RDP 2015-06: Credit Losses at Australian Banks: 1980–2013 5. Summary and Policy Implications

Credit losses in Australian banking in the post-deregulation period have been concentrated in two episodes: the very large losses around the early 1990s recession and the smaller losses during and after the global financial crisis. They have a close temporal relationship with the economic cycle, peaking close to troughs in GDP during downturns. A narrative account attributes the key roles in driving credit losses to business sector conditions such as business indebtedness and commercial property prices. The available data on portfolio-level losses indicate that elevated losses during these downturns stemmed from banks' lending to businesses, rather than their lending to households. Data available from 2008 onwards indicate losses on housing loans barely rose (from very low levels) during the global financial crisis, even though housing prices and employment fell noticeably in some geographical areas.

One of the main contributions of this paper is an econometric panel-data model that properly controls for bank-level portfolio composition. This model indicates business sector conditions, rather than household sector conditions, have been the driver of domestic credit losses over the period studied. The relevant business sector conditions – interest burden, profitability and commercial property prices – are indicators of the ability of this sector to service its debts and of the value of the collateral behind these debts. As a corollary, the model indicates that most losses over the past three decades were incurred on banks' business lending, and household losses were largely unresponsive to economic conditions in that period. Unlike past work, these results are consistent with the narrative account of credit losses in Australian banking.

Descriptive accounts attribute the scale of losses during the early 1990s to poor lending standards, and the data support this. One piece of evidence, based on quantile regressions, indicates that changes in macro-level conditions have had very different impacts upon banks with similar portfolios (in terms of the shares of business, housing and personal lending). Most compellingly, standard models cannot explain the extremely high credit losses experienced at some state government-owned banks in the early 1990s. Given the anecdotal evidence that these banks had below-average lending standards, this is consistent with the conclusion that poor lending standards have caused the very worst credit loss outcomes over recent decades.

These conclusions have practical implications for stress testing. The credit loss models in this paper that use least squares estimation, and include bank-level variables, are unable to explain, and so unlikely to predict, the very worst credit loss outcomes. Many stress-testing exercises use similar (and in some cases simpler) econometric models (see, for example, IMF (2012)). As the worst credit loss outcomes are the most relevant when stress testing, this suggests that alternative models are needed. Covas, Rump and Zakrajsek (2013) show that a type of quantile regression (quite different to that in this paper) can provide out-of-sample forecasts that encompass the credit losses experienced by the US banking system during the global financial crisis. In an Australian context, Durrani, Peat and Arnold (2014) show that allowing variation in credit risk outcomes across banks, rather than applying the same average risk parameters to all banks, can lead to significantly larger loss estimates.

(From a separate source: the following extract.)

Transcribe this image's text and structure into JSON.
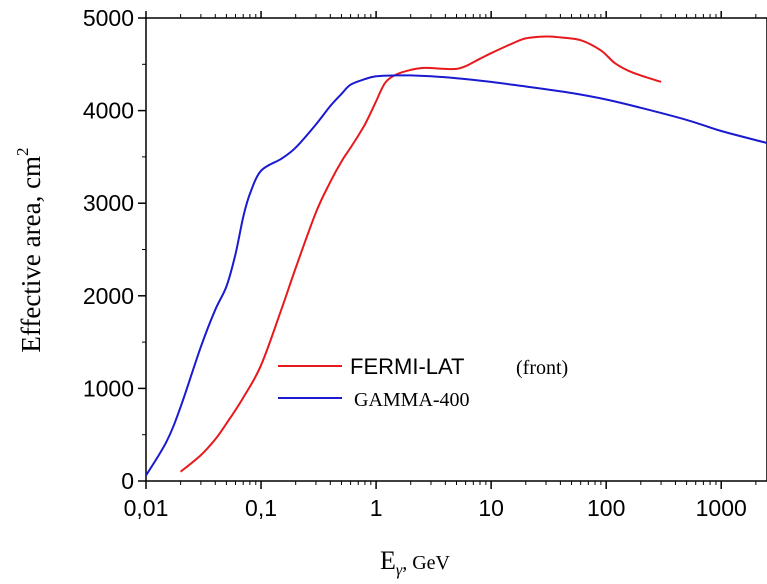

Stress-testing models could also be improved by incorporating better data on lending standards. The Federal Reserve collects and makes use of loan-level data on borrower characteristics in its annual stress tests of the largest US banks (Board of Governors 2014). This captures some aspects of the risk profile of borrowers; more work is probably needed to make it possible to systemise and accurately record banks' lending standards.

The historical experience of credit losses at Australian banks this paper describes should help to guide overall understanding of the credit risk they currently face. It supports a continued focus on the analysis of the financial health of the business sector (one output of this work is a chapter of the Reserve Bank's semiannual Financial Stability Review). As another example, credit loss measures appear to peak before asset performance measures, potentially providing an early signal of future improvement in financial system stability.

The lack of a historical relationship between household sector conditions and credit losses should be used cautiously in contemporary debates on the riskiness of housing lending. It indicates that the macroeconomic shocks experienced by the household sector during the past three decades have been small relative to the lending standards in place for housing lending over this period. Future macroeconomic shocks may, however, have a larger impact on households. There have been, for example, no large nationwide falls in house prices during recent decades. In addition, a rise in unemployment on par with that in the early 1990s could be expected to have a more severe influence on household credit losses, given the large rise in household indebtedness over the intervening period. A corollary of this rise in household indebtedness is the greater share of banks' lending now made up by housing and personal lending. These considerations suggest that any weakening in lending standards in these areas could have a larger systemic impact than in the past.